A Different Type of Thanksgiving
Bit has become abundantly clear that the way we are celebrating holidays this year has changed. We are doing many things, cooking, exchanging gifts, sharing meals, laughter, and enjoying ourselves and our families at a distance, over screens, and at home by ourselves or with our immediate loved ones. Traveling out of state or out of the country, for some of us, is an unfeasible possibility in an effort to keep ourselves, our families, and strangers we may not know but travel alongside safe.
With those thoughts in mind, it may be difficult to really feel the theme of gratefulness and gratitude that we feel when celebrating holidays like Thanksgiving, Christmas, and even New Years together with our loved ones. That distance may feel large and looming if we haven’t seen or celebrated with our families in months, or even years.
There are plenty of things that you can do to show gratitude for your family, for yourself, and for the many things you may or may not have without having to meet up in person to do them, and giving yourself the tools you need to find gratitude in a time where it might be difficult to have any.
When we think of gratitude, we probably think of being grateful for what we have or have been given, at least I know I have. I often do not think about being grateful to give or gift someone something. Giving is a great way to show gratitude because we are creating gratefulness and thankfulness in someone else. Giving can be something as simple as giving a friend or family member a gift that they’ve desired for a while. Or, you can go outside of the box, and donate a holiday meal, donate to smaller charities or larger ones if you so choose. Even paying it forward and purchasing coffee or a meal for the person behind you in line can make you feel grateful!

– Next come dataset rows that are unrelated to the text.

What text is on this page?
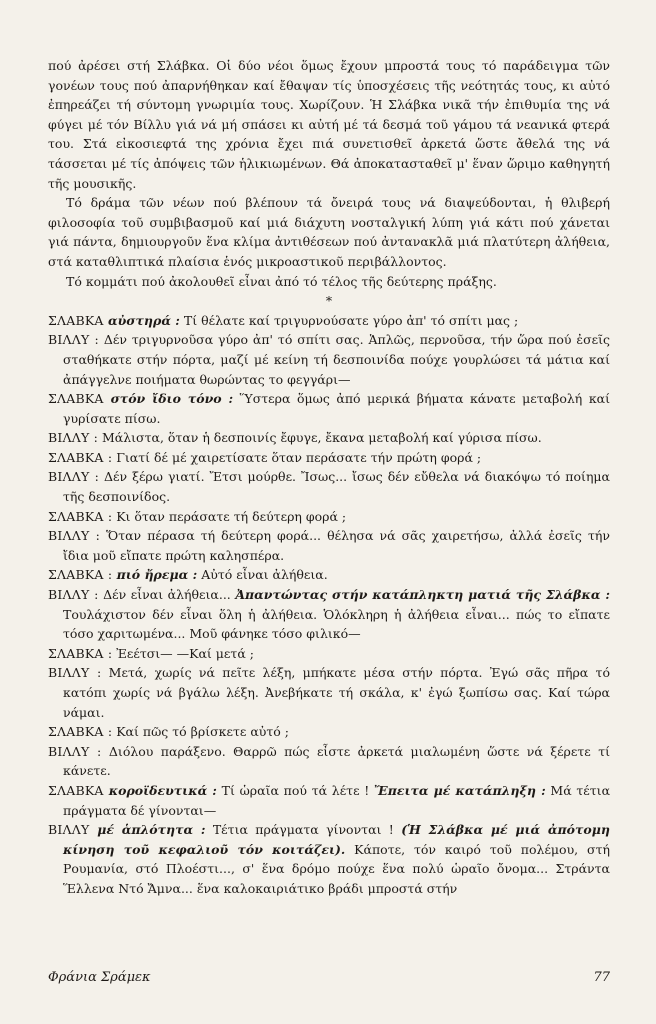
πού ἀρέσει στή Σλάβκα. Οἱ δύο νέοι ὅμως ἔχουν μπροστά τους τό παράδειγμα τῶν γονέων τους πού ἀπαρνήθηκαν καί ἔθαψαν τίς ὑποσχέσεις τῆς νεότητάς τους, κι αὐτό ἐπηρεάζει τή σύντομη γνωριμία τους. Χωρίζουν. Ἡ Σλάβκα νικᾶ τήν ἐπιθυμία της νά φύγει μέ τόν Βίλλυ γιά νά μή σπάσει κι αὐτή μέ τά δεσμά τοῦ γάμου τά νεανικά φτερά του. Στά εἰκοσιεφτά της χρόνια ἔχει πιά συνετισθεῖ ἀρκετά ὥστε ἄθελά της νά τάσσεται μέ τίς ἀπόψεις τῶν ἡλικιωμένων. Θά ἀποκατασταθεῖ μ' ἕναν ὥριμο καθηγητή τῆς μουσικῆς.

Τό δράμα τῶν νέων πού βλέπουν τά ὄνειρά τους νά διαψεύδονται, ἡ θλιβερή φιλοσοφία τοῦ συμβιβασμοῦ καί μιά διάχυτη νοσταλγική λύπη γιά κάτι πού χάνεται γιά πάντα, δημιουργοῦν ἕνα κλίμα ἀντιθέσεων πού ἀντανακλᾶ μιά πλατύτερη ἀλήθεια, στά καταθλιπτικά πλαίσια ἑνός μικροαστικοῦ περιβάλλοντος.

Τό κομμάτι πού ἀκολουθεῖ εἶναι ἀπό τό τέλος τῆς δεύτερης πράξης.

*

ΣΛΑΒΚΑ αὐστηρά : Τί θέλατε καί τριγυρνούσατε γύρο ἀπ' τό σπίτι μας ;

ΒΙΛΛΥ : Δέν τριγυρνοῦσα γύρο ἀπ' τό σπίτι σας. Ἁπλῶς, περνοῦσα, τήν ὥρα πού ἐσεῖς σταθήκατε στήν πόρτα, μαζί μέ κείνη τή δεσποινίδα πούχε γουρλώσει τά μάτια καί ἀπάγγελνε ποιήματα θωρώντας το φεγγάρι—

ΣΛΑΒΚΑ στόν ἴδιο τόνο : Ὕστερα ὅμως ἀπό μερικά βήματα κάνατε μεταβολή καί γυρίσατε πίσω.

ΒΙΛΛΥ : Μάλιστα, ὅταν ἡ δεσποινίς ἔφυγε, ἔκανα μεταβολή καί γύρισα πίσω.

ΣΛΑΒΚΑ : Γιατί δέ μέ χαιρετίσατε ὅταν περάσατε τήν πρώτη φορά ;

ΒΙΛΛΥ : Δέν ξέρω γιατί. Ἔτσι μούρθε. Ἴσως... ἴσως δέν εὔθελα νά διακόψω τό ποίημα τῆς δεσποινίδος.

ΣΛΑΒΚΑ : Κι ὅταν περάσατε τή δεύτερη φορά ;

ΒΙΛΛΥ : Ὅταν πέρασα τή δεύτερη φορά... θέλησα νά σᾶς χαιρετήσω, ἀλλά ἐσεῖς τήν ἴδια μοῦ εἴπατε πρώτη καλησπέρα.

ΣΛΑΒΚΑ : πιό ἤρεμα : Αὐτό εἶναι ἀλήθεια.

ΒΙΛΛΥ : Δέν εἶναι ἀλήθεια... Ἀπαντώντας στήν κατάπληκτη ματιά τῆς Σλάβκα : Τουλάχιστον δέν εἶναι ὅλη ἡ ἀλήθεια. Ὁλόκληρη ἡ ἀλήθεια εἶναι... πώς το εἴπατε τόσο χαριτωμένα... Μοῦ φάνηκε τόσο φιλικό—

ΣΛΑΒΚΑ : Ἐεέτσι— —Καί μετά ;

ΒΙΛΛΥ : Μετά, χωρίς νά πεῖτε λέξη, μπήκατε μέσα στήν πόρτα. Ἐγώ σᾶς πῆρα τό κατόπι χωρίς νά βγάλω λέξη. Ἀνεβήκατε τή σκάλα, κ' ἐγώ ξωπίσω σας. Καί τώρα νάμαι.

ΣΛΑΒΚΑ : Καί πῶς τό βρίσκετε αὐτό ;

ΒΙΛΛΥ : Διόλου παράξενο. Θαρρῶ πώς εἶστε ἀρκετά μιαλωμένη ὥστε νά ξέρετε τί κάνετε.

ΣΛΑΒΚΑ κοροϊδευτικά : Τί ὡραῖα πού τά λέτε ! Ἔπειτα μέ κατάπληξη : Μά τέτια πράγματα δέ γίνονται—

ΒΙΛΛΥ μέ ἁπλότητα : Τέτια πράγματα γίνονται ! (Ἡ Σλάβκα μέ μιά ἀπότομη κίνηση τοῦ κεφαλιοῦ τόν κοιτάζει). Κάποτε, τόν καιρό τοῦ πολέμου, στή Ρουμανία, στό Πλοέστι..., σ' ἕνα δρόμο πούχε ἕνα πολύ ὡραῖο ὄνομα... Στράντα Ἕλλενα Ντό Ἄμνα... ἕνα καλοκαιριάτικο βράδι μπροστά στήν

Φράνια Σράμεκ	77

Writing and journaling are powerful tools for healing, which is why writing down what you are grateful for on a regular basis, can be daily, can be weekly, is so helpful in instilling gratitude within you when it is difficult to feel or find any. The gratitude journal can be as simple as a list of things you are grateful for in that moment, can be for your family members, or waking up, or you can take it bigger. You can write about spiritual things you are grateful for, people, modern amenities, changes that have happened this year, changes that didn’t happen this year, or anything you wish. Doing this consistently will have a positive effect on your levels of gratitude.
Making gratitude a small part of your spiritual practice through meditations and mindfulness is a way to integrate that feeling of gratitude everywhere. Meditations do not have to be long affairs unless the spiritual work you are trying to accomplish requires it. A gratitude meditation take anywhere between five to ten minutes of time, and it can simply be a mantra, or a short list of things you’re grateful for recited in your sacred space.

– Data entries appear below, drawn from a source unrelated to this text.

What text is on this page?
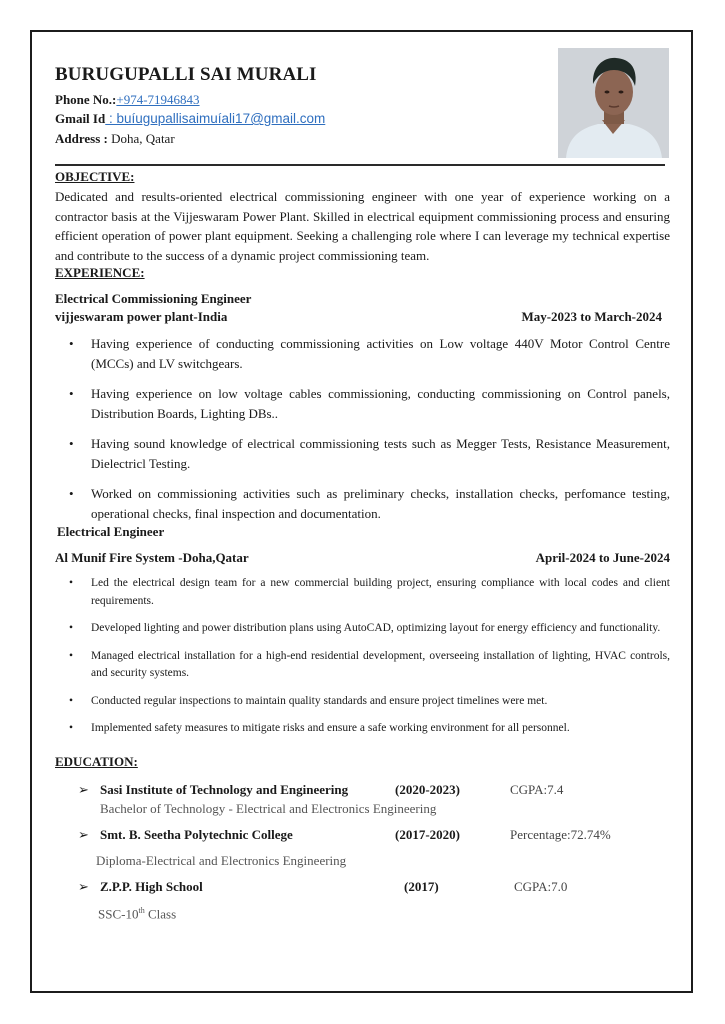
BURUGUPALLI SAI MURALI
Phone No.:+974-71946843
Gmail Id : buíugupallisaimuíali17@gmail.com
Address : Doha, Qatar
OBJECTIVE:
Dedicated and results-oriented electrical commissioning engineer with one year of experience working on a contractor basis at the Vijjeswaram Power Plant. Skilled in electrical equipment commissioning process and ensuring efficient operation of power plant equipment. Seeking a challenging role where I can leverage my technical expertise and contribute to the success of a dynamic project commissioning team.
EXPERIENCE:
Electrical Commissioning Engineer
vijjeswaram power plant-India	May-2023 to March-2024
• Having experience of conducting commissioning activities on Low voltage 440V Motor Control Centre (MCCs) and LV switchgears.
• Having experience on low voltage cables commissioning, conducting commissioning on Control panels, Distribution Boards, Lighting DBs..
• Having sound knowledge of electrical commissioning tests such as Megger Tests, Resistance Measurement, Dielectricl Testing.
• Worked on commissioning activities such as preliminary checks, installation checks, perfomance testing, operational checks, final inspection and documentation.
Electrical Engineer
Al Munif Fire System -Doha,Qatar	April-2024 to June-2024
• Led the electrical design team for a new commercial building project, ensuring compliance with local codes and client requirements.
• Developed lighting and power distribution plans using AutoCAD, optimizing layout for energy efficiency and functionality.
• Managed electrical installation for a high-end residential development, overseeing installation of lighting, HVAC controls, and security systems.
• Conducted regular inspections to maintain quality standards and ensure project timelines were met.
• Implemented safety measures to mitigate risks and ensure a safe working environment for all personnel.
EDUCATION:
➢ Sasi Institute of Technology and Engineering	(2020-2023)	CGPA:7.4
Bachelor of Technology - Electrical and Electronics Engineering
➢ Smt. B. Seetha Polytechnic College	(2017-2020)	Percentage:72.74%
Diploma-Electrical and Electronics Engineering
➢ Z.P.P. High School	(2017)	CGPA:7.0
SSC-10th Class
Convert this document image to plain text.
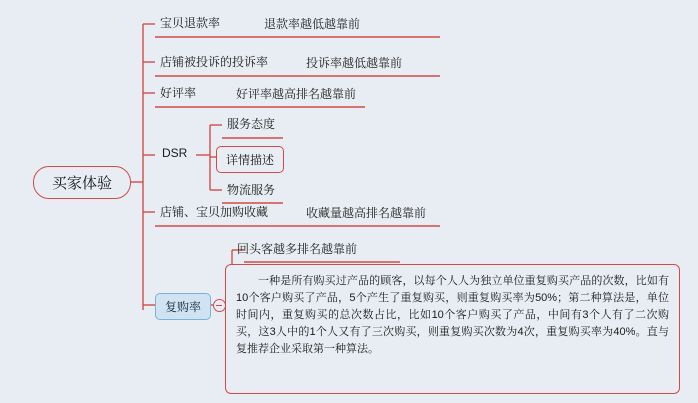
买家体验
宝贝退款率	退款率越低越靠前
店铺被投诉的投诉率	投诉率越低越靠前
好评率	好评率越高排名越靠前
DSR
服务态度
详情描述
物流服务
店铺、宝贝加购收藏	收藏量越高排名越靠前
复购率
回头客越多排名越靠前
一种是所有购买过产品的顾客，以每个人人为独立单位重复购买产品的次数，比如有10个客户购买了产品，5个产生了重复购买，则重复购买率为50%；第二种算法是，单位时间内，重复购买的总次数占比，比如10个客户购买了产品，中间有3个人有了二次购买，这3人中的1个人又有了三次购买，则重复购买次数为4次，重复购买率为40%。直与复推荐企业采取第一种算法。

Learning to Accept/Give a Compliment
Finally, learning to simply give and receive a compliment is a primary way of feeling grateful. Often, when we accept a compliment, we sometimes more often than not, temper it with a compliment for a person giving it to us. That is often seen as nice, but it can also be a way to divert the attention from ourselves and what people are grateful for within us, to someone or something else. The next time someone gives you a genuine compliment, simply say ‘thank you’. In turn, when you see something that someone does, or someone that you care for, and are grateful for them, express that gratitude with a compliment. You’ll find that verbally expressing your gratitude with a compliment makes you feel grateful, too!